Apa benar JOGLOSEMAR (Mistis)?
Entah kapan tercetusnya istilah ‘JOGLOSEMAR’ tepat di tanggal,
bulan, dan tahun berapa? Namun JOGLOSEMAR merupakan penggabungan tiga kota
utama di Jawa Tengah yaitu Jogja, Solo dan Semarang. Setelah berkutat mencari
artikel tentangnya, akhirnya saya menyerah juga. Di sini saya mencoba untuk
menguak makna apa yang terkandung pada JOGLOSEMAR itu sendiri, lepas dari
kefaktaan, jadi artikel yang saya buat ini hanyalah sebuah artikel inspiratif.
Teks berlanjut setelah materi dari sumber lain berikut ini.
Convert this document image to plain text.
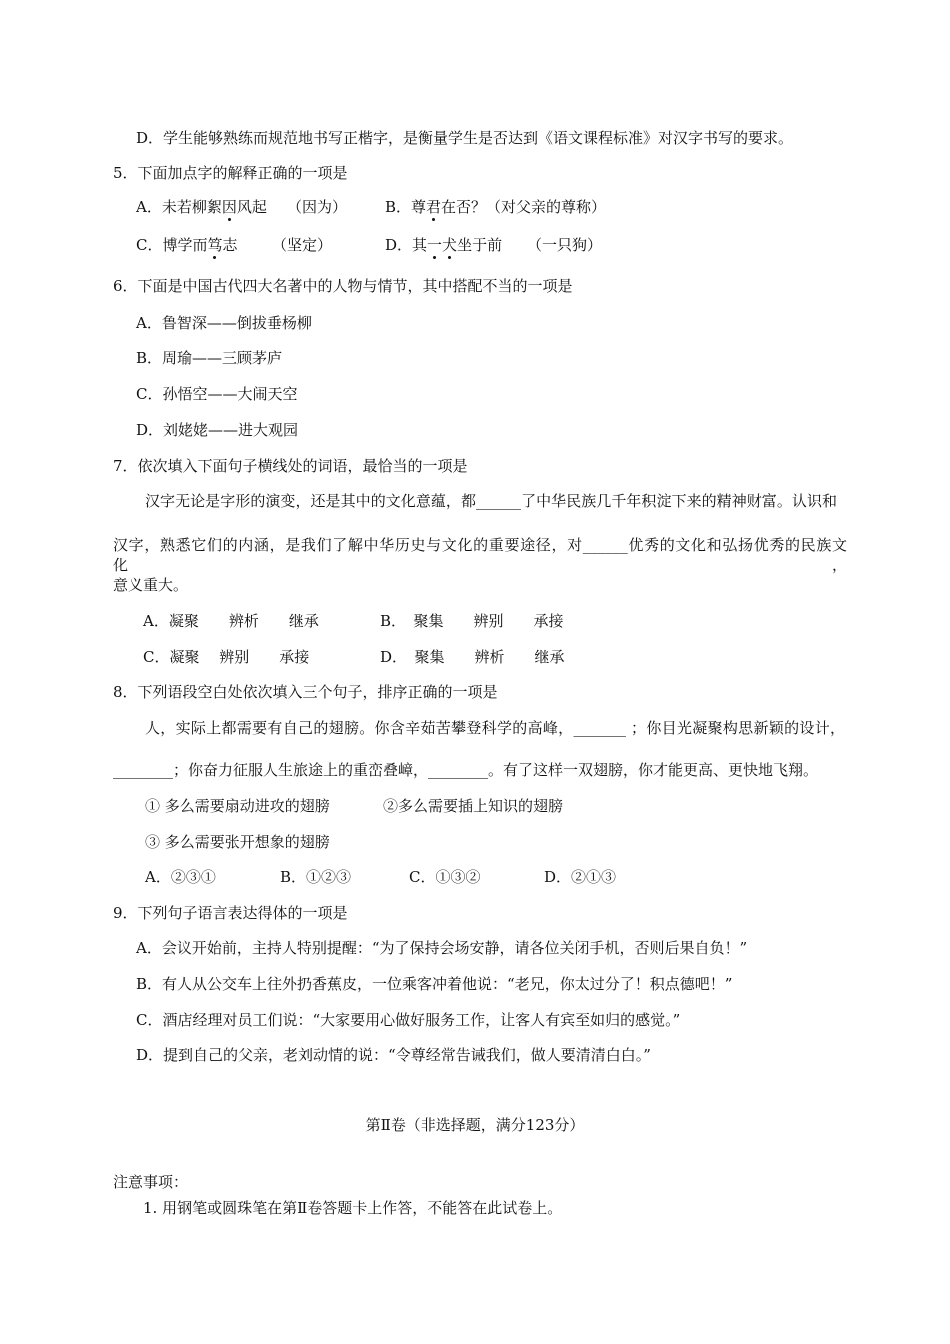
D．学生能够熟练而规范地书写正楷字，是衡量学生是否达到《语文课程标准》对汉字书写的要求。
5．下面加点字的解释正确的一项是
A．未若柳絮因风起 （因为）	B．尊君在否？（对父亲的尊称）
C．博学而笃志 （坚定）	D．其一犬坐于前 （一只狗）
6．下面是中国古代四大名著中的人物与情节，其中搭配不当的一项是
A．鲁智深——倒拔垂杨柳
B．周瑜——三顾茅庐
C．孙悟空——大闹天空
D．刘姥姥——进大观园
7．依次填入下面句子横线处的词语，最恰当的一项是
汉字无论是字形的演变，还是其中的文化意蕴，都______了中华民族几千年积淀下来的精神财富。认识和
汉字，熟悉它们的内涵，是我们了解中华历史与文化的重要途径，对______优秀的文化和弘扬优秀的民族文化，
意义重大。
A．凝聚　　辨析　　继承	B．　聚集　　辨别　　承接
C．凝聚　 辨别　　承接	D．　聚集　　辨析　　继承
8．下列语段空白处依次填入三个句子，排序正确的一项是
人，实际上都需要有自己的翅膀。你含辛茹苦攀登科学的高峰，_______ ；你目光凝聚构思新颖的设计，
________；你奋力征服人生旅途上的重峦叠嶂，________。有了这样一双翅膀，你才能更高、更快地飞翔。
① 多么需要扇动进攻的翅膀	②多么需要插上知识的翅膀
③ 多么需要张开想象的翅膀
A．②③①	B．①②③	C．①③②	D．②①③
9．下列句子语言表达得体的一项是
A．会议开始前，主持人特别提醒：“为了保持会场安静，请各位关闭手机，否则后果自负！”
B．有人从公交车上往外扔香蕉皮，一位乘客冲着他说：“老兄，你太过分了！积点德吧！”
C．酒店经理对员工们说：“大家要用心做好服务工作，让客人有宾至如归的感觉。”
D．提到自己的父亲，老刘动情的说：“令尊经常告诫我们，做人要清清白白。”
第Ⅱ卷（非选择题，满分123分）
注意事项：
1. 用钢笔或圆珠笔在第Ⅱ卷答题卡上作答，不能答在此试卷上。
JOGLOSEMAR jika dibagi dua suku kata akan menjadi JOGLO dan SEMAR. Joglo adalah
sebuah rumah dimana merupakan tempat untuk bernaung, berteduh dan tempat
berlindung. Sedangkan Semar merupakan tokoh dalam sebuah pewayangan dan
digambarkan sebagai seorang biasa namun sejatinya dialah bapak dari para
raja-raja dewa.
Joglo merupakan rumah adat masyarakat Jawa. Terdiri
dari 2 (dua) bagian utama
yakni pendapa dan dalam. Bagian pendapa adalah bagian depan Joglo yang
mempunyai ruangan luas tanpa sekat-sekat, biasanya digunakan untuk menerima
tamu atau ruang bermain anak dan tempat bersantai keluarga. Bagian dalam adalah
bagian dalam rumah yang berupa ruangan kamar, dan ruangan lainnya yang bersifat
lebih privasi. Ciri-ciri bangunan adalah pada bagian atap pendapanya yang menjulang tinggi
seperti gunung. Oleh karenanya gunung dalam kosmologi manusia Jawa berperan
sangat penting. Dalam masyarakat Jawa gunung sebagai lambang untuk bisa
ditemukan dalam banyak bentukan, misalnya dalam pertunjukan Wayang Kulit pada
permulaan dan akhirnya ada Gunungan. Gunungan itu dalam ceritanya bisa
berlambang gunung, rumahnya para dewa-dewa, hutan atau masalah besar untuk
perannya.
Untuk masyarakat Jawa sendiri, gunung adalah penderma dan pengambil. Masyarakat Jawa hidup bersama alam, sepanjang sejarah masyarakat Jawa,
mereka sering mengalami bencana seperti letusan gunung berapi, gempa, banjir
dan gelombang air pasang. Menurut kosmologi Jawa, bencana seperti di atas berhubungan
dengan tindakan manusia, masyarakat Jawa tidak memisahkan diri dengan dunia
manusia, alam dan gaib tetapi semua adalah satu.
Kebudayaan
Jawa telah melahirkan religi dalam wujud kepercayaan terhadap Tuhan Yang Maha Esa, yaitu adanya wujud tokoh
wayang Semar, jauh sebelum masuknya kebudayaan
Hindu, Budha dan Islam di tanah Jawa.
Semar merupakan
tokoh asli ciptaan pujangga Jawa, maka tentu saja kita tidak akan menemukan
nama Semar dalam naskah asli Mahabharata ataupun Ramayana yang berbahasa
Sansekerta. Dalam lakon wayang
kulit sebenarnya ada tokoh punakawan yang lain yang merupakan “anak-anak” dari
Semar, yaitu Gareng, Petruk dan Bagong. Menurut salah satu literatur disebutkan
bahwa sesungguhnya Gareng, Petruk dan Bagong bukanlah anak kandung Semar.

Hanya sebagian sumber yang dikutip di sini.